Gradient 3D-printed honeycomb structure polymer coated with a composite consisting of Fe3O4 multi-granular nanoclusters and multi-walled carbon nanotubes for electromagnetic wave absorption

Electromagnetic wave radiation has adverse health effects on humans and can hamper nearby electronic devices? regular operations. Therefore, the need to develop new materials with a substantial wave absorption property, a broad absorption bandwidth in a wide incident angle, and lightweight is of enormous technological interest worldwide. Here we report the experimental frequency-dependent permittivity and permeability behaviors of the composite consisting of Fe3O4 multi-granular nanoclusters (MGNCs) and multi-walled carbon nanotubes (MWCNTs). We also apply the results for the starting point for the gradient honeycomb structure design and optimization. We study the effect of the tilted angle on the reflection loss (RL) by finite element analysis (FEM). We obtain a flat RL over the X-band for the regular honeycomb structure with a 0 degrees tilted angle. An increase in the tilted angle from 0 degrees to 4 degrees increases the RL, and a peak is formed at the maximum tilted angle of 4 degrees. Coating the regular honeycomb structure with a thin layer of MGNC/MWCNT enhances the electromagnetic shielding (EMI).
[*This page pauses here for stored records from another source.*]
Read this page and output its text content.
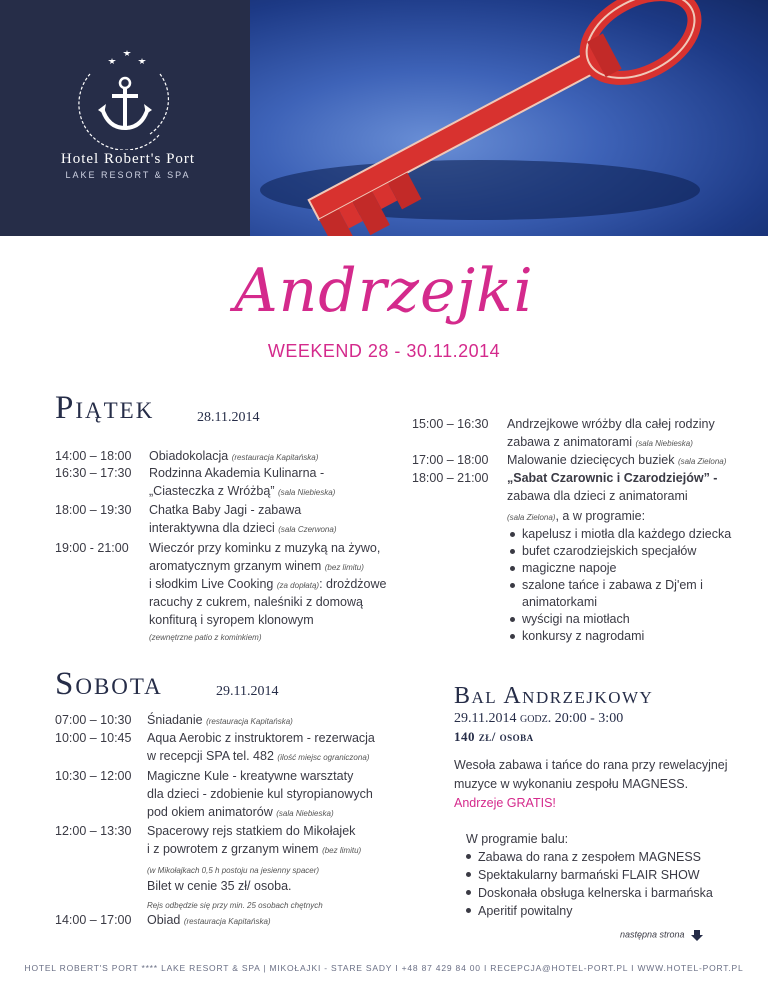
Hotel Robert's Port
LAKE RESORT & SPA
Andrzejki
WEEKEND 28 - 30.11.2014
Piątek	28.11.2014
14:00 – 18:00 Obiadokolacja (restauracja Kapitańska)
16:30 – 17:30 Rodzinna Akademia Kulinarna -
„Ciasteczka z Wróżbą” (sala Niebieska)
18:00 – 19:30 Chatka Baby Jagi - zabawa
interaktywna dla dzieci (sala Czerwona)
19:00 - 21:00 Wieczór przy kominku z muzyką na żywo,
aromatycznym grzanym winem (bez limitu)
i słodkim Live Cooking (za dopłatą): drożdżowe
racuchy z cukrem, naleśniki z domową
konfiturą i syropem klonowym
(zewnętrzne patio z kominkiem)
15:00 – 16:30 Andrzejkowe wróżby dla całej rodziny
zabawa z animatorami (sala Niebieska)
17:00 – 18:00 Malowanie dziecięcych buziek (sala Zielona)
18:00 – 21:00 „Sabat Czarownic i Czarodziejów” -
zabawa dla dzieci z animatorami
(sala Zielona), a w programie:
kapelusz i miotła dla każdego dziecka
bufet czarodziejskich specjałów
magiczne napoje
szalone tańce i zabawa z Dj'em i
animatorkami
wyścigi na miotłach
konkursy z nagrodami
Sobota	29.11.2014
07:00 – 10:30 Śniadanie (restauracja Kapitańska)
10:00 – 10:45 Aqua Aerobic z instruktorem - rezerwacja
w recepcji SPA tel. 482 (ilość miejsc ograniczona)
10:30 – 12:00 Magiczne Kule - kreatywne warsztaty
dla dzieci - zdobienie kul styropianowych
pod okiem animatorów (sala Niebieska)
12:00 – 13:30 Spacerowy rejs statkiem do Mikołajek
i z powrotem z grzanym winem (bez limitu)
(w Mikołajkach 0,5 h postoju na jesienny spacer)
Bilet w cenie 35 zł/ osoba.
Rejs odbędzie się przy min. 25 osobach chętnych
14:00 – 17:00 Obiad (restauracja Kapitańska)
Bal Andrzejkowy
29.11.2014 godz. 20:00 - 3:00
140 zł/ osoba
Wesoła zabawa i tańce do rana przy rewelacyjnej
muzyce w wykonaniu zespołu MAGNESS.
Andrzeje GRATIS!
W programie balu:
Zabawa do rana z zespołem MAGNESS
Spektakularny barmański FLAIR SHOW
Doskonała obsługa kelnerska i barmańska
Aperitif powitalny
następna strona
HOTEL ROBERT'S PORT **** LAKE RESORT & SPA | MIKOŁAJKI - STARE SADY I +48 87 429 84 00 I RECEPCJA@HOTEL-PORT.PL I WWW.HOTEL-PORT.PL
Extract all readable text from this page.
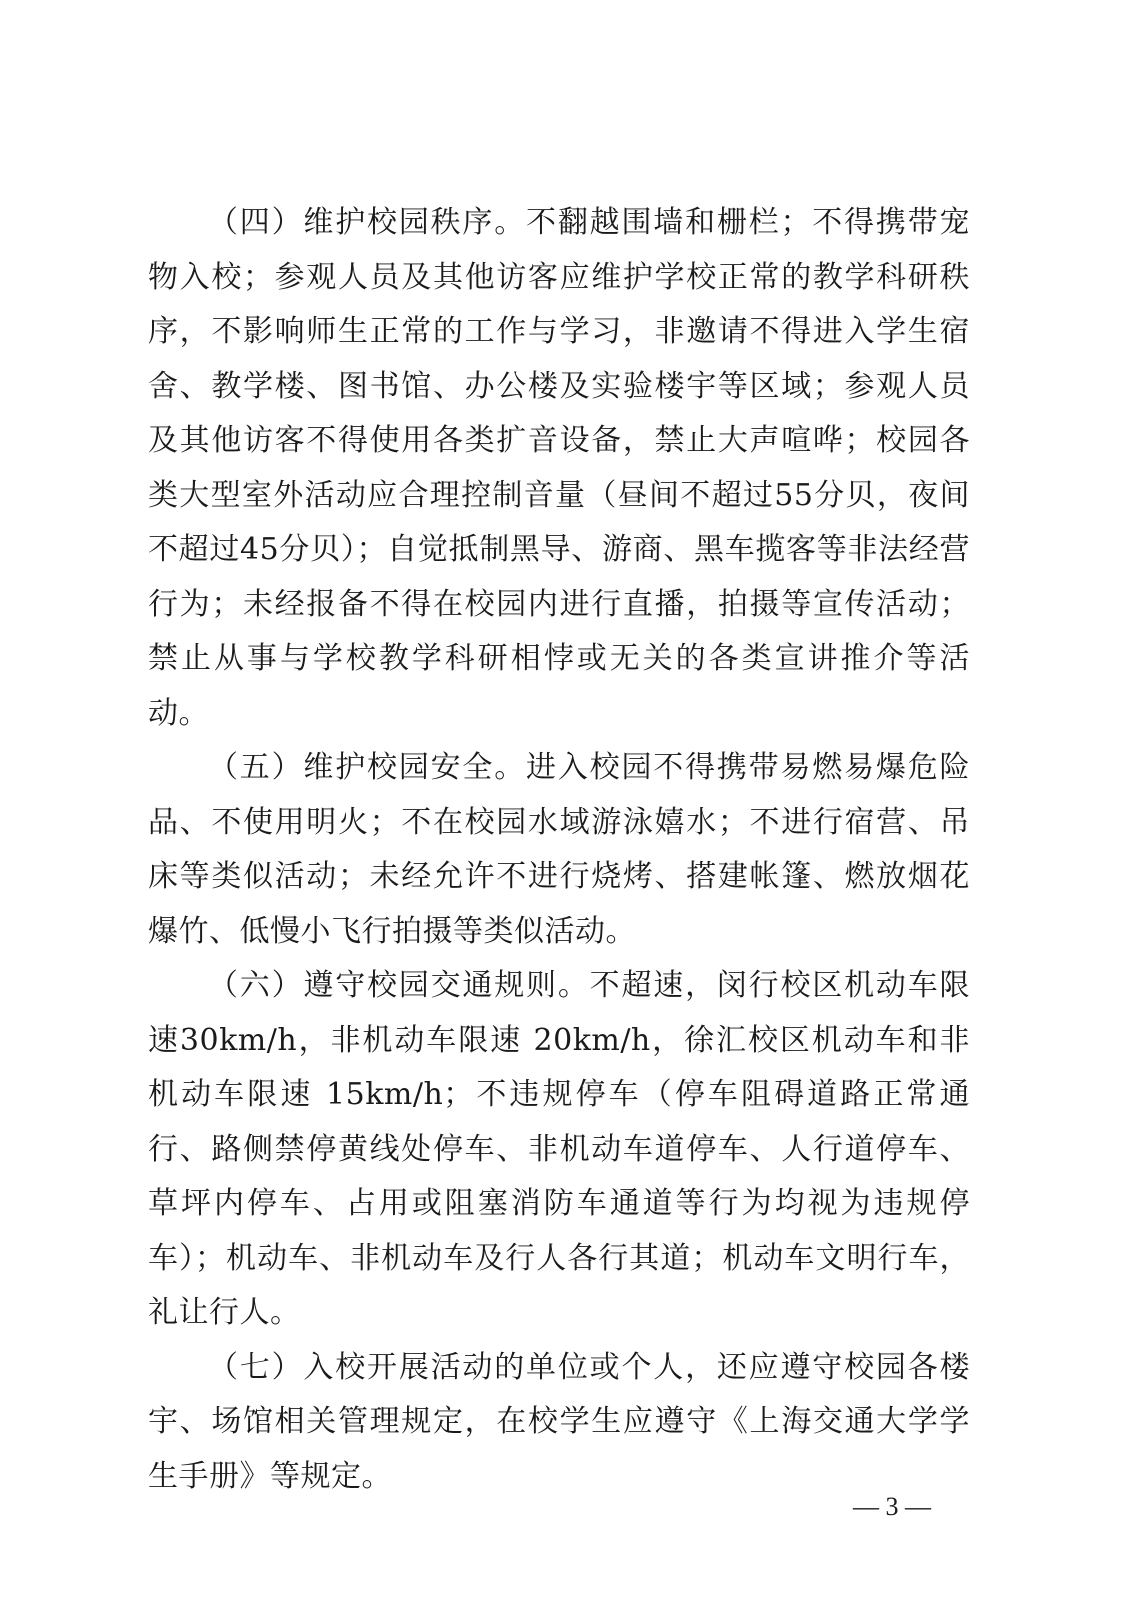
（四）维护校园秩序。不翻越围墙和栅栏；不得携带宠物入校；参观人员及其他访客应维护学校正常的教学科研秩序，不影响师生正常的工作与学习，非邀请不得进入学生宿舍、教学楼、图书馆、办公楼及实验楼宇等区域；参观人员及其他访客不得使用各类扩音设备，禁止大声喧哗；校园各类大型室外活动应合理控制音量（昼间不超过55分贝，夜间不超过45分贝）；自觉抵制黑导、游商、黑车揽客等非法经营行为；未经报备不得在校园内进行直播，拍摄等宣传活动；禁止从事与学校教学科研相悖或无关的各类宣讲推介等活动。

（五）维护校园安全。进入校园不得携带易燃易爆危险品、不使用明火；不在校园水域游泳嬉水；不进行宿营、吊床等类似活动；未经允许不进行烧烤、搭建帐篷、燃放烟花爆竹、低慢小飞行拍摄等类似活动。

（六）遵守校园交通规则。不超速，闵行校区机动车限速30km/h，非机动车限速 20km/h，徐汇校区机动车和非机动车限速 15km/h；不违规停车（停车阻碍道路正常通行、路侧禁停黄线处停车、非机动车道停车、人行道停车、草坪内停车、占用或阻塞消防车通道等行为均视为违规停车）；机动车、非机动车及行人各行其道；机动车文明行车，礼让行人。

（七）入校开展活动的单位或个人，还应遵守校园各楼宇、场馆相关管理规定，在校学生应遵守《上海交通大学学生手册》等规定。

— 3 —
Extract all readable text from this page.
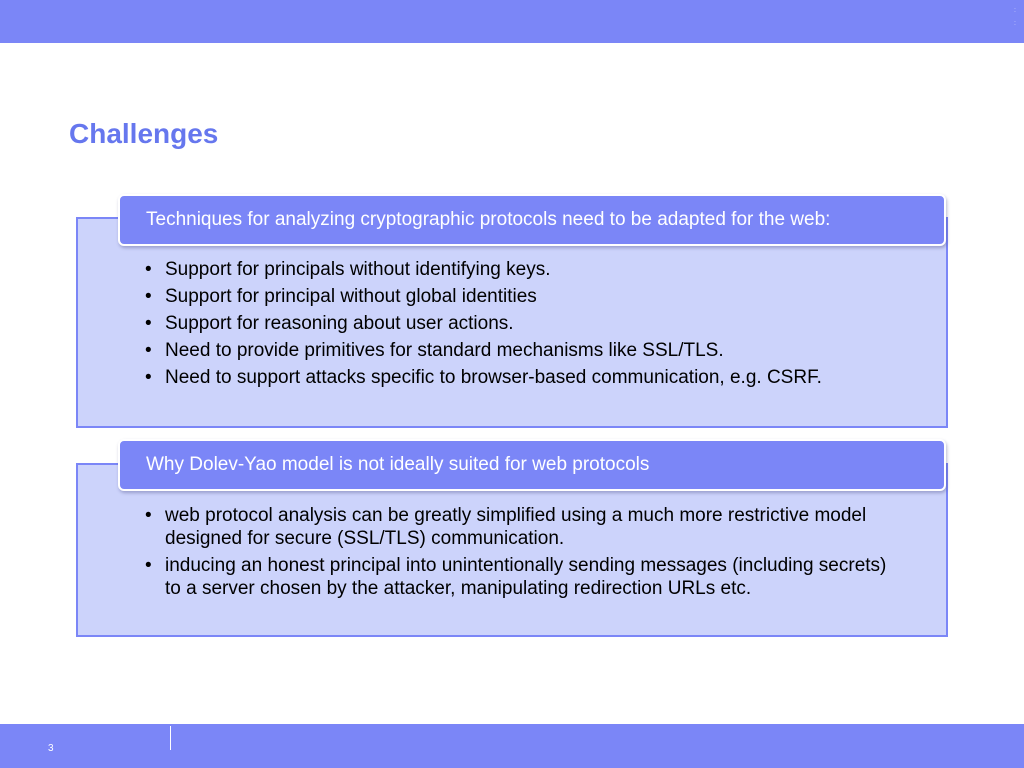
:
:
Challenges
• Support for principals without identifying keys.
• Support for principal without global identities
• Support for reasoning about user actions.
• Need to provide primitives for standard mechanisms like SSL/TLS.
• Need to support attacks specific to browser-based communication, e.g. CSRF.
Techniques for analyzing cryptographic protocols need to be adapted for the web:
• web protocol analysis can be greatly simplified using a much more restrictive model designed for secure (SSL/TLS) communication.
• inducing an honest principal into unintentionally sending messages (including secrets) to a server chosen by the attacker, manipulating redirection URLs etc.
Why Dolev-Yao model is not ideally suited for web protocols
3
Furthermore, as tilted angle increases for the coated honeycomb structure from 0 degrees to 4 degrees, SE increases dramatically over the frequency range from 8.2 to 12.4 GHz at incident wave angles of 0 degrees and 90 degrees.

Automated summary

Electromagnetic wave radiation can have adverse health effects on humans and disrupt the operations of nearby electronic devices. Developing new materials with strong wave absorption properties and being lightweight is of great technological interest worldwide. Research on the composite of Fe3O4 multi-granular nanoclusters and multi-walled carbon nanotubes shows promising results for electromagnetic shielding enhancement and the effect of tilted angle on reflection loss.